La manifestation avec quinze ans d’existence est ancrée dans la cité, comme en atteste le changement de nom, et l’ouverture à d’autres acteurs culturels, Le TNM de La Criée, l’incontournable MuCEM, le théâtre Sylvain sur la Corniche, en face du célèbre restaurant trois étoiles Passédat. Le festival dure dix jours et accueille expositions (La Note bleue, le Jazz de Loustal), rencontres, projection de films à la BMVR (Bibliothèque municipale à vocation régionale) de l’Alcazar.

 

Anne Paceo (batterie), Leila Martial (voix), Tony Paeleman (claviers), Christophe Panzani (saxophone)

 

Marseille redeviendrait-elle une destination jazz ? Ce serait renouer avec une certaine tradition, une histoire oubliée, car le jazz est une musique vivante « à consommer sur place » depuis son arrivée dans cette ville-monde, « à fond de cale » (comme  le roman du jazz marseillais de Michel Samson, Gilles Suzanne).
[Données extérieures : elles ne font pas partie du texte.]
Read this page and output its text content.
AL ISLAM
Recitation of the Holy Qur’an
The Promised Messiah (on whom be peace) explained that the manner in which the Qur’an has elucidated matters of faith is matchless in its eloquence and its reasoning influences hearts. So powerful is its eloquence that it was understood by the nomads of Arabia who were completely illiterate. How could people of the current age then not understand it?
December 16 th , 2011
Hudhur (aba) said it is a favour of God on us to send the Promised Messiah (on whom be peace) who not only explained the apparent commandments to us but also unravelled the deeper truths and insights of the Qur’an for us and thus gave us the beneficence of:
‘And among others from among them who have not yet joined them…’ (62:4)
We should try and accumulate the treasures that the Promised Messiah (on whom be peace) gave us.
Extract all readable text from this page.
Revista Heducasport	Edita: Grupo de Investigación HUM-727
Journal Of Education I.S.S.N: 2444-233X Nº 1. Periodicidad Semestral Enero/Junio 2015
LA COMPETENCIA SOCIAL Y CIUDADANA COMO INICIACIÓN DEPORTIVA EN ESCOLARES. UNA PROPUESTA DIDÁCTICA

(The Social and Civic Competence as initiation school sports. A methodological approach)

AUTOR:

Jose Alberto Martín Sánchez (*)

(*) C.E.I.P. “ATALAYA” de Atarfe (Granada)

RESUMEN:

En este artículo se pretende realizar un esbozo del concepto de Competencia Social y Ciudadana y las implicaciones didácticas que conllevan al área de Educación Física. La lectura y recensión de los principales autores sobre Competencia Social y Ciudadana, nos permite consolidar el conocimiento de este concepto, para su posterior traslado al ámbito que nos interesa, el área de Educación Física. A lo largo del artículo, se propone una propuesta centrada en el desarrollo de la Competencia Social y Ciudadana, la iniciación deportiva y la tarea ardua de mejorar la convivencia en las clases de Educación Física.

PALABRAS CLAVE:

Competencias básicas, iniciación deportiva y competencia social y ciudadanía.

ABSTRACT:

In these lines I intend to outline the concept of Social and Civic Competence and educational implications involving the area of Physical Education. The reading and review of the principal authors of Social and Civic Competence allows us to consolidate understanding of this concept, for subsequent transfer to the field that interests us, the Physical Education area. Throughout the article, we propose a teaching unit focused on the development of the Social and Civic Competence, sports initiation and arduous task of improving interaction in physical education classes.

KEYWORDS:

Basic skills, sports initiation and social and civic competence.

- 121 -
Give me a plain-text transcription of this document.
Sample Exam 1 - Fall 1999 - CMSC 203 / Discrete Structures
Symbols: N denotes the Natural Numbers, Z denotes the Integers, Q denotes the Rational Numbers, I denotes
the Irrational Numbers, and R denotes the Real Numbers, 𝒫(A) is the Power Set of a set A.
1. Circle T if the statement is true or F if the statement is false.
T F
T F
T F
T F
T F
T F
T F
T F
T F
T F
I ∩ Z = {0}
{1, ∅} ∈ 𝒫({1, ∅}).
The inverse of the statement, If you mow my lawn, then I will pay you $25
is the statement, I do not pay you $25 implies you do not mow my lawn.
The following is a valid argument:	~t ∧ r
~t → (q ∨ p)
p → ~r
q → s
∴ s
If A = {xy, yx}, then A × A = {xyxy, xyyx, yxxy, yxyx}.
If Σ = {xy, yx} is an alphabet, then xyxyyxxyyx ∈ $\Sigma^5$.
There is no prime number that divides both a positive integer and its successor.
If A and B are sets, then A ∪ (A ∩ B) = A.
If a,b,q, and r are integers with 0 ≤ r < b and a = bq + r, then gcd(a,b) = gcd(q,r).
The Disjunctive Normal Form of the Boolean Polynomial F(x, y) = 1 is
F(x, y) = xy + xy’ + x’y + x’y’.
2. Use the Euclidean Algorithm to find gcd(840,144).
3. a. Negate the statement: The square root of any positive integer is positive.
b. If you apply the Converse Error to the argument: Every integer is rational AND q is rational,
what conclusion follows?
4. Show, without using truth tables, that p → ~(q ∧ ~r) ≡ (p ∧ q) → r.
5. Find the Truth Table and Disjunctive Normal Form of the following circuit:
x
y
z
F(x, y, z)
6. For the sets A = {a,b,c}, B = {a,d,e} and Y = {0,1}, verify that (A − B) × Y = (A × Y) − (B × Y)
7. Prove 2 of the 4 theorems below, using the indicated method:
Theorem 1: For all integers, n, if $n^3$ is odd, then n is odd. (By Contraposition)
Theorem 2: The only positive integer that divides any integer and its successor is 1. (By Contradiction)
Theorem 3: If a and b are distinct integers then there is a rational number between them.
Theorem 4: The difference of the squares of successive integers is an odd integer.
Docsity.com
Le jazz s’est ainsi constitué un public à Marseille en dépit de la richesse des discours musicaux. Travaillée par tant de mémoires, la ville n’a jamais manqué d’inspiration, toujours prête à mixer les courants et les genres : la dynamique  jazz, un peu essouflée avec l’apparition du hip hop ou du rap que la ville se vante d’avoir inventé en France, revient en force.

 

Premier concert ce soir dans les jardins du Palais Longchamp, le nouveau groupe Circles de la jeune Anne Paceo, batteuse et leadeuse qui sait développer les projets à long terme. En tournée tout cet été, sur les plus grands festivals rock avec la chanteuse interprète que s’arrachait, il n’y a pas si longtemps le monde du jazz, Jeanne Added, Anne Paceo est venue dès les premiers jours du festival dans le groupe du saxophoniste Raphael Imbert pour Music is my home. Ce qui lui convient à merveille puisque le nouvel album, qui va enfin paraître, en janvier prochain, sur le label Laborie, sorti de difficultés financières, est au croisement du jazz, de la pop et des musiques du monde.
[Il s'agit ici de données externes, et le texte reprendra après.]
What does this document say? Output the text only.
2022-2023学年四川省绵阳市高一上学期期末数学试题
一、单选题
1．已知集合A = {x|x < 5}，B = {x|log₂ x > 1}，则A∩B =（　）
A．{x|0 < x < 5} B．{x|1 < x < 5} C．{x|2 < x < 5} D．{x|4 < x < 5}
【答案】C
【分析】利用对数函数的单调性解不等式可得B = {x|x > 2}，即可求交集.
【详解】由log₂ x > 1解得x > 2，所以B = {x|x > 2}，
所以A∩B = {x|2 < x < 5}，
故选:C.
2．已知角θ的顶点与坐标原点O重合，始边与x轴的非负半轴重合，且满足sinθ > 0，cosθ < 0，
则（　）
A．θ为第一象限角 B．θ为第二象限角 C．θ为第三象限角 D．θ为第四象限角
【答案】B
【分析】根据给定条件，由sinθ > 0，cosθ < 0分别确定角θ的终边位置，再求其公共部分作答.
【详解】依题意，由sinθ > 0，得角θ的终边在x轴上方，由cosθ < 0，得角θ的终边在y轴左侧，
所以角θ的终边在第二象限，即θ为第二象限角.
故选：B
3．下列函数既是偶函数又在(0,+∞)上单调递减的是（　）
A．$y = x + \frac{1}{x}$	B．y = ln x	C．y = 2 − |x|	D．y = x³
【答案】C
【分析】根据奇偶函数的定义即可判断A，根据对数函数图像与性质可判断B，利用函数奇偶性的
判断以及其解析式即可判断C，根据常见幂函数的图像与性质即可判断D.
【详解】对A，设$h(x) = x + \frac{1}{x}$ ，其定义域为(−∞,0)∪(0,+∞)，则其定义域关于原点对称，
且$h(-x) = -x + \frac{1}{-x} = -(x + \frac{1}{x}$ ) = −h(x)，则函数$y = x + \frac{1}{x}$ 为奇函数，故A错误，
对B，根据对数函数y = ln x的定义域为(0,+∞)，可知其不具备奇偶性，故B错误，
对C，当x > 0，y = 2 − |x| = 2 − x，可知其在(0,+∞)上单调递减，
Découverte toute jeune par Stéphane Kochoyan au festival des Enfants du Jazz de Barcelonnette (04), elle en a fait du chemin depuis Triphase et son premier album Empreintes en 2008. On sent une réelle appétence, le corps engagé dans une frappe enjouée et rebondissante, un vif désir de musique qu’elle partage avec tous, le saxophoniste d’origine marseillaise Christophe Panzani, remplaçant Emile Parisien, l’imperturbable Tony Paeleman aux claviers et la chanteuse Leila Martial, toujours sur le fil d’une musique rigoureuse, plus écrite qu’il n’y paraît.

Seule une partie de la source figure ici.